Venna Melinda Ragukan Efektivitas Perppu Kebiri
- Instagram.com/venna.melinda
VIVA.co.id - Artis sekaligus anggota DPR Venna Melinda meragukan efektivitas Peraturan Pemerintah Pengganti Undang-undang (Perppu) nomor 1/2016 tentang perubahan Kedua UU Nomor 23/2002 tentang Perlindungan Anak. Hukum kebiri yang yang diberlakukan pemerintah terhadap pelaku pencabulan belum tentu bisa mengurangi dampak tersebut.
"Apa ini efektif? Karena pola pikirnya pun juga mendukung orang. Misalnya kejahatan seksual, dia tidak bisa lagi menggunakan alat reproduksinya karena dikebiri. Tapi kalau otaknya, mindsetnya belum dibenarin, masih mesum terus," kata Venna di kawasan Senayan, Jakarta, Kamis, 26 Mei 2016.
Menurutnya, perlu adanya pembinaan secara rutin kepada pelaku penikmat pornografi. Pencegahan tersebut bisa dilakukan caranya dengan kegiatan positif, seperti ekstra kurikuler di sekolah.

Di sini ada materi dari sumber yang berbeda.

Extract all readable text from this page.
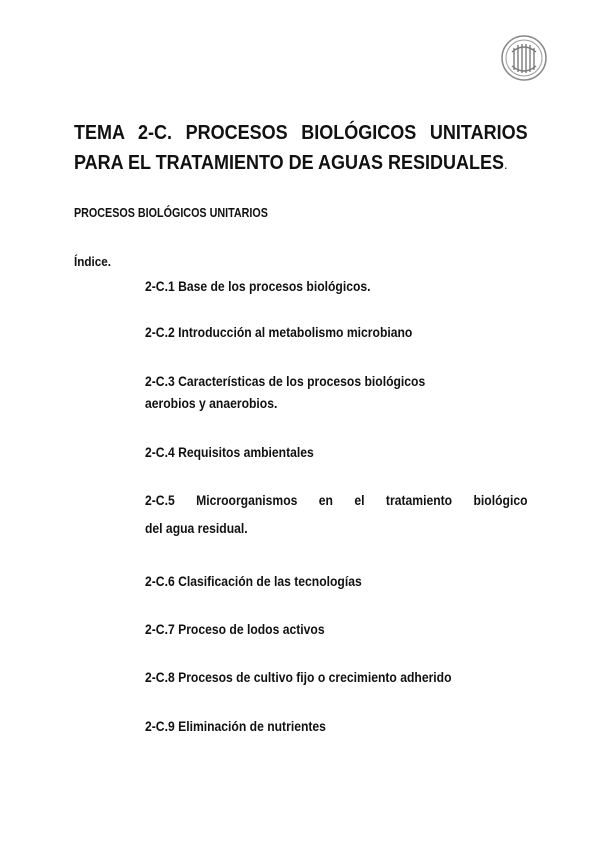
TEMA 2-C. PROCESOS BIOLÓGICOS UNITARIOS
PARA EL TRATAMIENTO DE AGUAS RESIDUALES.

PROCESOS BIOLÓGICOS UNITARIOS

Índice.

2-C.1 Base de los procesos biológicos.
2-C.2 Introducción al metabolismo microbiano
2-C.3 Características de los procesos biológicos
aerobios y anaerobios.
2-C.4 Requisitos ambientales
2-C.5 Microorganismos en el tratamiento biológico
del agua residual.
2-C.6 Clasificación de las tecnologías
2-C.7 Proceso de lodos activos
2-C.8 Procesos de cultivo fijo o crecimiento adherido
2-C.9 Eliminación de nutrientes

"Orang sekarang nonton film aja bisa punya ide kok. Karenanya, kalau mereka dikonversikan dengan kegiatan-kegiatan positif seperti kegiatan olah raga, kesenian, atau kebudayaan, itu bisa mengonversi keinginan mereka untuk berbuat kejahatan seksual," katanya.
Selain itu, Vena menyarankan supaya para pelaku kejahatan seksual diberikan pendampingan supaya tidak terjadi hal serupa di kemudian hari.

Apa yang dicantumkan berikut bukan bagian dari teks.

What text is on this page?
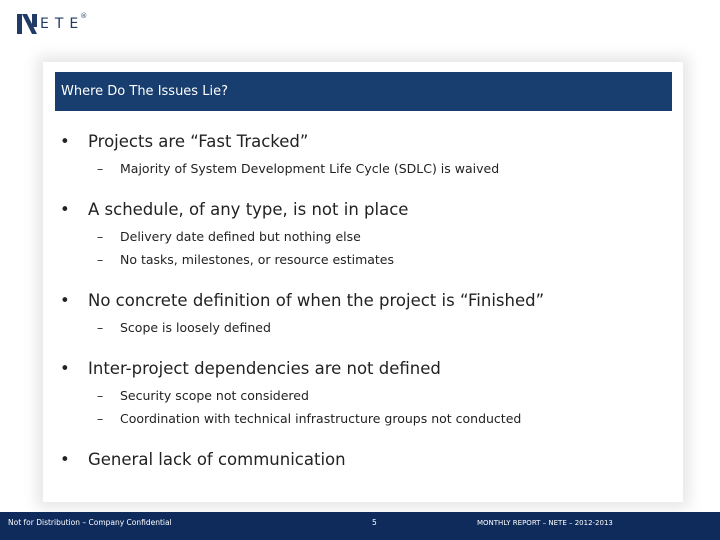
ETE
®
Where Do The Issues Lie?
• Projects are “Fast Tracked”
– Majority of System Development Life Cycle (SDLC) is waived
• A schedule, of any type, is not in place
– Delivery date defined but nothing else
– No tasks, milestones, or resource estimates
• No concrete definition of when the project is “Finished”
– Scope is loosely defined
• Inter-project dependencies are not defined
– Security scope not considered
– Coordination with technical infrastructure groups not conducted
• General lack of communication
Not for Distribution – Company Confidential	5	MONTHLY REPORT – NETE – 2012-2013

"Nah itu, lalu bagaimana pendampingan-pendampingan khususnya psikologis seperti apa. Nah itu harusnya dalam Perppu juga jangan terpisah, jangan kebirinya saja. Bagaimana pendampingannya, konselingnya, baik pelaku dan korban. Kalau kebirinya saja, kita nggak mikirin efek sosial. Jadi harus menyeluruh," katanya.

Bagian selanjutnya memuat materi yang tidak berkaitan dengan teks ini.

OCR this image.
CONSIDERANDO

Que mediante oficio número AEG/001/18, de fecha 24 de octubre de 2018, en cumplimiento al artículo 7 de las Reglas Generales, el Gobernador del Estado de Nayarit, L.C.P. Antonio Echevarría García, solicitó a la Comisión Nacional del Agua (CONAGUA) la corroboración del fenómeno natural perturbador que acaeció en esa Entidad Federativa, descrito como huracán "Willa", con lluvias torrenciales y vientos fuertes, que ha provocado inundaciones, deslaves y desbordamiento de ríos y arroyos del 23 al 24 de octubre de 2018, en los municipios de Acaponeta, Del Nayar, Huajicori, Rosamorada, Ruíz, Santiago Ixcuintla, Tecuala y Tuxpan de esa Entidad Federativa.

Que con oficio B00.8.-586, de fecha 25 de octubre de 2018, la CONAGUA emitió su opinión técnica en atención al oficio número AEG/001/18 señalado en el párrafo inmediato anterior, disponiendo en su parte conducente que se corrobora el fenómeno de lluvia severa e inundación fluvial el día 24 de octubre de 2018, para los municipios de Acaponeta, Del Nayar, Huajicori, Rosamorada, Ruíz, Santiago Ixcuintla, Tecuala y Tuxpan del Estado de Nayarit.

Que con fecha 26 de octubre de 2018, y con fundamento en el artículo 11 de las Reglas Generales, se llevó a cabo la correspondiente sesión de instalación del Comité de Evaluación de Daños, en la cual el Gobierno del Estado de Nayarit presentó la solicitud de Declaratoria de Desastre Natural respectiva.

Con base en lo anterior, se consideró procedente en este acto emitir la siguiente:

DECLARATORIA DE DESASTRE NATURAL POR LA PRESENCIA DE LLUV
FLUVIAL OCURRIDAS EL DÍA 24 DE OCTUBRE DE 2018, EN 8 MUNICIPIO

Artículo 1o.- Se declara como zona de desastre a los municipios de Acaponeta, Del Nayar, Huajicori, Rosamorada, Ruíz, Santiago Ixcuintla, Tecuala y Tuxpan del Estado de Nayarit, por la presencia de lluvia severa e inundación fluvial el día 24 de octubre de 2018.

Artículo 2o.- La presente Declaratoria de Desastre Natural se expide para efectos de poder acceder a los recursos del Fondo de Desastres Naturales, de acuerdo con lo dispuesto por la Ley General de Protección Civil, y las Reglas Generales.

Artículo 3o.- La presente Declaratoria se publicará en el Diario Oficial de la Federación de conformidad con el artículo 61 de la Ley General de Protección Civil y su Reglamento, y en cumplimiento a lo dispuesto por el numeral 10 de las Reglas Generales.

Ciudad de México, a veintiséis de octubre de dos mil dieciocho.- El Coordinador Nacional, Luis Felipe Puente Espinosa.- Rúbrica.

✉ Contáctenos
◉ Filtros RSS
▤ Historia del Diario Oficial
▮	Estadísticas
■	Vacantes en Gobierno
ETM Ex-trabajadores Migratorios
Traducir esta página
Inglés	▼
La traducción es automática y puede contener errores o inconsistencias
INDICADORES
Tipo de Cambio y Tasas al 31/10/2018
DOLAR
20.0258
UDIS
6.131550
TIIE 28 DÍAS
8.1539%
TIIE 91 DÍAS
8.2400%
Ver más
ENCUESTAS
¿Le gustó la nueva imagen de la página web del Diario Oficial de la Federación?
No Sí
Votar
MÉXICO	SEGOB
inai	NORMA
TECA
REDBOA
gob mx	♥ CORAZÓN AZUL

Sebelumnya, Presiden Joko Widodo telah resmi menandatangani Peraturan Pemerintah Penganti Undang-Undang (Perppu) Nomor 1 Tahun 2016 tentang perubahan kedua atas Undang-Undang Nomor 23 Tahun 2002 tentang Perlindungan Anak. Perppu tersebut diumumkan Jokowi di Istana Merdeka, Jakarta, Rabu sore, 25 Mei 2016.
Perppu Kebiri berisi pemberatan pidana bagi pelaku kejahatan seksual terhadap anak, yaitu berupa ditambah sepertiga dari ancaman pidana, dipidana mati, seumur hidup, atau pidana penjara paling singkat 10 tahun dan paling lama 20 tahun.
Dengan pertimbangan bahwa kekerasan seksual terhadap anak semakin meningkat secara signifikan yang mengancam dan membahayakan jiwa anak, maka Perppu ini juga mengatur tiga sanksi tambahan. Tiga sanksi tambahan itu yakni kebiri kimiawi, identitas pelaku diumumkan ke publik, dan pemasangan alat deteksi elektronik atau chip.